Hi Iceberg devs,

I see that guava and slf4j-api are compileOnly dependencies. This implies
that they are not required at runtime and will not be resolved when
resolving Iceberg artifacts. So it might very well be the case that, say
for example, for iceberg-spark, the guava dependency that could be used
would be coming from Spark itself which could very well be different from
what we intended.

I think these should be changed to compile as these are required
dependencies, thoughts?

Today, iceberg-runtime and iceberg-presto-runtime artifacts will not
include these dependencies as they are declared as compileonly and we have
configured shadow tasks to pick dependencies from "shadow" configuration.

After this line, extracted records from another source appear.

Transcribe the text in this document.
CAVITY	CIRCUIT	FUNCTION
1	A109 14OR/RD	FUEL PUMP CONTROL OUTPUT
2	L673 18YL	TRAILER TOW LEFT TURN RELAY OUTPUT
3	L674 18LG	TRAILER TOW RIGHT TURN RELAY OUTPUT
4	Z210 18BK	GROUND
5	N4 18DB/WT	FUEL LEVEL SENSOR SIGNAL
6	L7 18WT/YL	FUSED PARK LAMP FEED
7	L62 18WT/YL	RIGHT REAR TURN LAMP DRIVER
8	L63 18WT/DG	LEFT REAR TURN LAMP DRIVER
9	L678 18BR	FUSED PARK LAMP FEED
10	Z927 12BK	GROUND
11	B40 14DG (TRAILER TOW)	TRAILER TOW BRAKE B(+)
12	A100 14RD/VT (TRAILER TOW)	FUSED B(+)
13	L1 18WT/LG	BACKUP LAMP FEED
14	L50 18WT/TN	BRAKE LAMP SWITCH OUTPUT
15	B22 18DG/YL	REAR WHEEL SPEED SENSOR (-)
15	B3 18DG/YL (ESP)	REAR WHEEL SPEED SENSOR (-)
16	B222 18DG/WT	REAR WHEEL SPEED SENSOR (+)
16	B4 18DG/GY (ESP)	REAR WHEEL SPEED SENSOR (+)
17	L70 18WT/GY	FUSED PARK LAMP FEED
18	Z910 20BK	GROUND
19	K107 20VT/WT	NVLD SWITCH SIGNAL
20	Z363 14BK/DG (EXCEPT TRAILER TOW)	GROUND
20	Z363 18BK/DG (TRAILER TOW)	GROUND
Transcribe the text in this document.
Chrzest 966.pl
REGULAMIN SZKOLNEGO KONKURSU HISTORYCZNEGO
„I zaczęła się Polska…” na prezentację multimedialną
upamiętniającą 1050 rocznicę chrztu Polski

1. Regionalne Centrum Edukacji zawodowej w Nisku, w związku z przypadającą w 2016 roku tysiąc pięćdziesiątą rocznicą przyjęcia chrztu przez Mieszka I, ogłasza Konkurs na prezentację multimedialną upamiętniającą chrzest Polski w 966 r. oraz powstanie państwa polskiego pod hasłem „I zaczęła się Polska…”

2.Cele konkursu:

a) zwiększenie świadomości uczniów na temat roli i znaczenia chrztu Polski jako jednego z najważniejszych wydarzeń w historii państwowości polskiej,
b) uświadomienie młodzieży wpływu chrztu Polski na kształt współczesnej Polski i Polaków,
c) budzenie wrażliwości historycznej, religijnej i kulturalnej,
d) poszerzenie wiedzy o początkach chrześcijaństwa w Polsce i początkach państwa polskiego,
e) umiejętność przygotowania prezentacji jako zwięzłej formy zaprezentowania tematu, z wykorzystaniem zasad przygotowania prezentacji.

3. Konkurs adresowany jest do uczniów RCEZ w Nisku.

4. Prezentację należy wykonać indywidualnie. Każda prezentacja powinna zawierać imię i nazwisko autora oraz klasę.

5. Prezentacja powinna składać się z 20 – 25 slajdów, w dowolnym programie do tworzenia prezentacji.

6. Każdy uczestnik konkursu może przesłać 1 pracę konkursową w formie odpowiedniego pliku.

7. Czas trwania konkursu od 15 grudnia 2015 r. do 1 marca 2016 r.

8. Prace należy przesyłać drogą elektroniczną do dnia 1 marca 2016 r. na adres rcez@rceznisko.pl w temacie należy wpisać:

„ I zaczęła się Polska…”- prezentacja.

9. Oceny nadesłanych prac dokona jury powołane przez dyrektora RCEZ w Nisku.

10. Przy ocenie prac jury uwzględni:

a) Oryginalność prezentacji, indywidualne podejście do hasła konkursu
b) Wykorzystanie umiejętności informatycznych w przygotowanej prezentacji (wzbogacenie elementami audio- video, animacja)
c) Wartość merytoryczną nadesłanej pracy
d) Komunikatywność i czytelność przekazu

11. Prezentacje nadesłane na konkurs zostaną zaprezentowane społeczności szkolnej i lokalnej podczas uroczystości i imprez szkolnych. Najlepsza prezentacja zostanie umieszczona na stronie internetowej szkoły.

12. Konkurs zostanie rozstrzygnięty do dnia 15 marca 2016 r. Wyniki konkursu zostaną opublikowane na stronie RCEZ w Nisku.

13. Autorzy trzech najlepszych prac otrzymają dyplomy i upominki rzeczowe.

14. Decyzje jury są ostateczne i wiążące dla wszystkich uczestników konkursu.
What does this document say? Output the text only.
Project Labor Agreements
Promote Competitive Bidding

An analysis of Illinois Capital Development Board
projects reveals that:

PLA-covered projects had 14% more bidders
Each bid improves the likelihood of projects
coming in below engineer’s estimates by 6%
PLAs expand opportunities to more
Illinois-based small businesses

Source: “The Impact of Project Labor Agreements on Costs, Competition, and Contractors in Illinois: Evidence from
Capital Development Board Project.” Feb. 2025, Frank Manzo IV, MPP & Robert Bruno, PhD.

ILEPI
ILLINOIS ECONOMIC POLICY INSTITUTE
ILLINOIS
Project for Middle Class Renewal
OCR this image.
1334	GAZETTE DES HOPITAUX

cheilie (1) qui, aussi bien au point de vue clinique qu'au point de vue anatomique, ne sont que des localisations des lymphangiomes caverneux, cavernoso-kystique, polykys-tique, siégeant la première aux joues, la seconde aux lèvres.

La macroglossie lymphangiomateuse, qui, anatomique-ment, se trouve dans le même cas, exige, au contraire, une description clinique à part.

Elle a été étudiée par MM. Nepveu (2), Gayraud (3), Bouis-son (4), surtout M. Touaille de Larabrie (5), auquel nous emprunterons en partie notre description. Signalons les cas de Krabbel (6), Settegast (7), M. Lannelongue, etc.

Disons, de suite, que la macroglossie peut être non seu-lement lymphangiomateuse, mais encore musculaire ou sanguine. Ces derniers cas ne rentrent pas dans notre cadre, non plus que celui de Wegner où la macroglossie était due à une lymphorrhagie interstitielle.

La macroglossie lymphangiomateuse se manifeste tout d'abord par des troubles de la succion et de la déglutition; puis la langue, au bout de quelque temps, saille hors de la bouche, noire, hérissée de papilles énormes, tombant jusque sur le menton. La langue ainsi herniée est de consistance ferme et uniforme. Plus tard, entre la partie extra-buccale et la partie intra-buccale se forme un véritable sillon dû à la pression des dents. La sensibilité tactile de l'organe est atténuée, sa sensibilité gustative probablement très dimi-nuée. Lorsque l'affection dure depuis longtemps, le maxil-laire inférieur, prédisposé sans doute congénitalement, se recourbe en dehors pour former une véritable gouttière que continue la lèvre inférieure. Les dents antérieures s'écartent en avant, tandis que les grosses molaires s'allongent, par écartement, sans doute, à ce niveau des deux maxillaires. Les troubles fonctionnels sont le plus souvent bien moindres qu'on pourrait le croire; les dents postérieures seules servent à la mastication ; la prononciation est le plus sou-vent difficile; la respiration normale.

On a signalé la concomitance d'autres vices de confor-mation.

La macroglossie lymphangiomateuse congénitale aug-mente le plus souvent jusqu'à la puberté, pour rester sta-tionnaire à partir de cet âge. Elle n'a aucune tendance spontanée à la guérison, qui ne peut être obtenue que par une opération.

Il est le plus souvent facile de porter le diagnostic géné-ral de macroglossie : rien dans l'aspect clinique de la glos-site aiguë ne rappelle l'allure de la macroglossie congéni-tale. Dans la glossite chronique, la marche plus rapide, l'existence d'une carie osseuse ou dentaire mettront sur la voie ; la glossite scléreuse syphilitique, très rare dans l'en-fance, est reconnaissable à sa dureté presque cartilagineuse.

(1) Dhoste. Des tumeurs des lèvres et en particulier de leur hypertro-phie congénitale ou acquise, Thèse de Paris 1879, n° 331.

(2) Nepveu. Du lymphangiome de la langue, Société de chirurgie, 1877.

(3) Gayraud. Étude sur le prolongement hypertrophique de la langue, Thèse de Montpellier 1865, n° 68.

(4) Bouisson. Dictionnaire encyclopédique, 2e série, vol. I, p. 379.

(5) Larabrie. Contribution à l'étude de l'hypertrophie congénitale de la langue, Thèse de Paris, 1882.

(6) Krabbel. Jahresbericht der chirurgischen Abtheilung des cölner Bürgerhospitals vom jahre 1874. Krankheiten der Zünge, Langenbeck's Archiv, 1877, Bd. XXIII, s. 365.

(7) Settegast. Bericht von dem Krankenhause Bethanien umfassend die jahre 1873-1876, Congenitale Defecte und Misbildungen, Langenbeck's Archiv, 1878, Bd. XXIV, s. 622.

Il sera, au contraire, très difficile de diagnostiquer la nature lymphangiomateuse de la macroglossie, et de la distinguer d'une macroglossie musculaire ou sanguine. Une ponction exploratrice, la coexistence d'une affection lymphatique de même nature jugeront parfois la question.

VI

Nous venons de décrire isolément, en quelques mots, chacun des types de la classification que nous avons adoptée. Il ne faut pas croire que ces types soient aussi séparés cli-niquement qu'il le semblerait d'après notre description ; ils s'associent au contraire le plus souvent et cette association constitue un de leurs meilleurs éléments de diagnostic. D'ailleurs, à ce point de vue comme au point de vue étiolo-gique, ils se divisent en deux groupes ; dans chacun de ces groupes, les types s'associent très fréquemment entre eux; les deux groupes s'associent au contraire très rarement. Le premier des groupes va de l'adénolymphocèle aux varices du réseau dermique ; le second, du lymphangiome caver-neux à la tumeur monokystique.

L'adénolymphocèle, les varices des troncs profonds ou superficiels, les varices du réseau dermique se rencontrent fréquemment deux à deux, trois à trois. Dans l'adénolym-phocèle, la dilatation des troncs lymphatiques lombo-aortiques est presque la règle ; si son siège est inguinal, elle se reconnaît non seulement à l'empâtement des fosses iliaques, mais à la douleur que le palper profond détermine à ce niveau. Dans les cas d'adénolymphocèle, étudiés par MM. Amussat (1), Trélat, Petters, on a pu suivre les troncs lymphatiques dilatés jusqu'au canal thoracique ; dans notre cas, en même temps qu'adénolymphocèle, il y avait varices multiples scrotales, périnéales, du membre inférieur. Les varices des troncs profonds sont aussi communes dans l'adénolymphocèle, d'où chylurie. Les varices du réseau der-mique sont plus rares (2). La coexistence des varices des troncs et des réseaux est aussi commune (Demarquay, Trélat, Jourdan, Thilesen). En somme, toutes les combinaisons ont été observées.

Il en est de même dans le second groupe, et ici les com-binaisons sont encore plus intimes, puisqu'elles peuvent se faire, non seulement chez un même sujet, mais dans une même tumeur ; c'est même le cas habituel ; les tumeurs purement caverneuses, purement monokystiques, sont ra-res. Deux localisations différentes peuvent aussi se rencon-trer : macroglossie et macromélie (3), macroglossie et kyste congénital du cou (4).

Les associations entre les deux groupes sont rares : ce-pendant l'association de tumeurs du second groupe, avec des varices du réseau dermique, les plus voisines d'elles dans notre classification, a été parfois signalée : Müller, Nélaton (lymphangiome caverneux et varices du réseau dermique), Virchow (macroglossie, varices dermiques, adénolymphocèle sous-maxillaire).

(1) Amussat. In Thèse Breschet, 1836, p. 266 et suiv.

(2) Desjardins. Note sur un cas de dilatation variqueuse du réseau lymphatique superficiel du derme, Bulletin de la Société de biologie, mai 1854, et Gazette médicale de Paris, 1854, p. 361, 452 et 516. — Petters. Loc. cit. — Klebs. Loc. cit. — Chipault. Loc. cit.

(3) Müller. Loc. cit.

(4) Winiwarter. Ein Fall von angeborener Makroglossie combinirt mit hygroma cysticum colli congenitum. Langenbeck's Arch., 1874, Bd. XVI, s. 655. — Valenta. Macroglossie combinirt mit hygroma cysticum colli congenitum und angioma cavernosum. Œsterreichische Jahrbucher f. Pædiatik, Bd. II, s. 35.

I think these slf4j and guava should be part of these iceberg runtime
artifacts, no?

Also, iceberg-[presto]-runtime reconfigure/recreates "shadow" configuration
https://imperceptiblethoughts.com/shadow/configuration/#configuring-the-runtime-classpath.
This configuration is reserved by Shadow task to add transitive
dependencies which are not to be bundled in the fat jar.

I think that we should not recreate "shadow" configuration and use standard
runtime/compile configuration for shadow task to use.

My last comment is what is the expected/recommended way to use Iceberg
artifacts in a runtime say Spark. Should thin jars with transitive
dependencies be used or an Iceberg runtime with shaded dependencies [most
common dependencies which could conflict e.g guava, avro] be used?